Moreover, even though the recent beta version of Kubeadm can help you setup a minimum viable cluster, there are certain shortcomings to using it. Currently, it lacks support for HA master and is still considered beta. Nonetheless, we hope you will feel inspired enough to deploy a lab cluster and face the internals complexity. If you’re small like us, your development team will thank you for using a managed service, as maintaining a cluster will require at least a dedicated engineer for this.
2. Using Helm for deploying services to Kubernetes is a good idea.
As we were lacking a standard deployment method, which only made room for laborious extra work and eventual errors, our hopes for migrating to Kubernetes were to also gain some operational speed.
We need reproducible and version-controlled deployments so we explored Kubectl, Terraform and Helm. We’ve cut Kubectl from the list really early since it lacked support templating and code reuse. We realized that we were going to add a lot of custom code around it to make it behave as needed.
Terraform proved to be more appropriate to do infrastructure provisioning and support for Kubernetes was always lagging. For example, there was still no support for Kubernetes deployments at the time of writing.
3. Managing deployment secrets is painful.
Now it’s time to complain about Helm because it’s missing an integrated secret management. Luckily, the Helm-Secrets plugin saves the day by integrating helm with SOPS, which is a tool for managing and keeping secrets in version control repositories. The only missing piece was integration with Google Cloud Key Management Service to which we contributed.
Now that our dashboard and its services have been completely migrated we are really happy with the results. To sum it up, there are 3 key points that made using Kubernetes a total win for us:
Using Kubernetes also impacts the overall atmosphere in our team as we have more time to research, plan and develop other features that are critical to the success of our product.
Moreover, we have achieved a uniformization of the underlying infrastructure for our customer dashboard, together with automation in managing and deploying it.
In a wider perspective, we’re eager to keep the pace with current technology developments.
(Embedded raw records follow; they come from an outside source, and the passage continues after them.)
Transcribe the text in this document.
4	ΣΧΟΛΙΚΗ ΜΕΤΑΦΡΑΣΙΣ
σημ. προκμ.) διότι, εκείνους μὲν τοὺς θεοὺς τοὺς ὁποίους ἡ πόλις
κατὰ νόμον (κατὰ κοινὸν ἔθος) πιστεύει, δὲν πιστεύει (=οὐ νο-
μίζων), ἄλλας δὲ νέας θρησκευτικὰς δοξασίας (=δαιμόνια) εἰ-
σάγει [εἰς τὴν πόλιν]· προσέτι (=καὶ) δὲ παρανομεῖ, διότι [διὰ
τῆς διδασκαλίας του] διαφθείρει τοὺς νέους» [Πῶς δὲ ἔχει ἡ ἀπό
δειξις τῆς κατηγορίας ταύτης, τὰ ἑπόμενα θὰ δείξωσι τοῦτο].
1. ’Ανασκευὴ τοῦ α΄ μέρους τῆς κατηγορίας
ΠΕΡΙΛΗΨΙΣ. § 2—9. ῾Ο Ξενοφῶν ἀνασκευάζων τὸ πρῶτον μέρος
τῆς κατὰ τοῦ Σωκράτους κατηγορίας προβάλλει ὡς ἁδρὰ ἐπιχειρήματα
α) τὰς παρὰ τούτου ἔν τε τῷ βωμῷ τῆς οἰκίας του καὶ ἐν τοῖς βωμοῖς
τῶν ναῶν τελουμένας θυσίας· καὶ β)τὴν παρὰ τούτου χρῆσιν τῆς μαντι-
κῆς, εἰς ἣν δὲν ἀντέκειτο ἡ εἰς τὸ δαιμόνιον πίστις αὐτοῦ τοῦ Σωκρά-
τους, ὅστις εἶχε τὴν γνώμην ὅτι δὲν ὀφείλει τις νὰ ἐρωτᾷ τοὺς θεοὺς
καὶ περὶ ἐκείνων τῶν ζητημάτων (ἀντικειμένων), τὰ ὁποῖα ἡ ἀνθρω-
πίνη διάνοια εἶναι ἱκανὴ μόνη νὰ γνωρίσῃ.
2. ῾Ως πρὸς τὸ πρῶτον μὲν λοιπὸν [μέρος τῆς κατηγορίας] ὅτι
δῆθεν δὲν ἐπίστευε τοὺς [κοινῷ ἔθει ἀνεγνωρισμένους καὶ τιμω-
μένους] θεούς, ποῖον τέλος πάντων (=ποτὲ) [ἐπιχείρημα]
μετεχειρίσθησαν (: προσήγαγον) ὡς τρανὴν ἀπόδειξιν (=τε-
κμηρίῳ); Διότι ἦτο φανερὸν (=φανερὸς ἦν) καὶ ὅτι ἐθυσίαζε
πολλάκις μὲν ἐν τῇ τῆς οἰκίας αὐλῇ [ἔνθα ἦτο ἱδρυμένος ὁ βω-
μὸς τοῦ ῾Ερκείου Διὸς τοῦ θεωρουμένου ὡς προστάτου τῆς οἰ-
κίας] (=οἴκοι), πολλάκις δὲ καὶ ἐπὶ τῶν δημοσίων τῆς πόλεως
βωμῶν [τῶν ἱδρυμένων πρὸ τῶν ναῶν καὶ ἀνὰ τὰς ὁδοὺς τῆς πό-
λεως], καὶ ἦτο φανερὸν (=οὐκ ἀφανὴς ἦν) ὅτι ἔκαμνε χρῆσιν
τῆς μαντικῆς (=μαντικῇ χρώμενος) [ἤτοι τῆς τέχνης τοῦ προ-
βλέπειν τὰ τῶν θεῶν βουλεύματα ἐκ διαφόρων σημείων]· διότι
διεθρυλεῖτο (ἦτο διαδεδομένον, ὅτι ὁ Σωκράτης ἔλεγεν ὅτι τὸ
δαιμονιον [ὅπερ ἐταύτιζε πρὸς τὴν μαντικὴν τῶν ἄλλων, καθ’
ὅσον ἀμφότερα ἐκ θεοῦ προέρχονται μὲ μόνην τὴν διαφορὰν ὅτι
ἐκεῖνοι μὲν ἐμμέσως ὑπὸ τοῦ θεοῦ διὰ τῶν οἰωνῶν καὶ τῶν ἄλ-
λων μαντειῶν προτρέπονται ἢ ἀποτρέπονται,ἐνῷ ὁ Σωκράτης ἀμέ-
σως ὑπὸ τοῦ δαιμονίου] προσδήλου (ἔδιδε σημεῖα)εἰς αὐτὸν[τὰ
We strongly believe that, at least for the moment, Kubernetes is the solution to-go if you are looking for solutions in orchestrating containers and microservices. When all major Cloud providers opt for managed services on Kubernetes, you might want to listen up and use them, in the same way as we ourselves provide a managed service for hosting WordPress sites.
Probably the most important point is that our enterprise clientele will soon be able to benefit from a more scalable WordPress hosting stack that will each run directly on their Kubernetes cluster.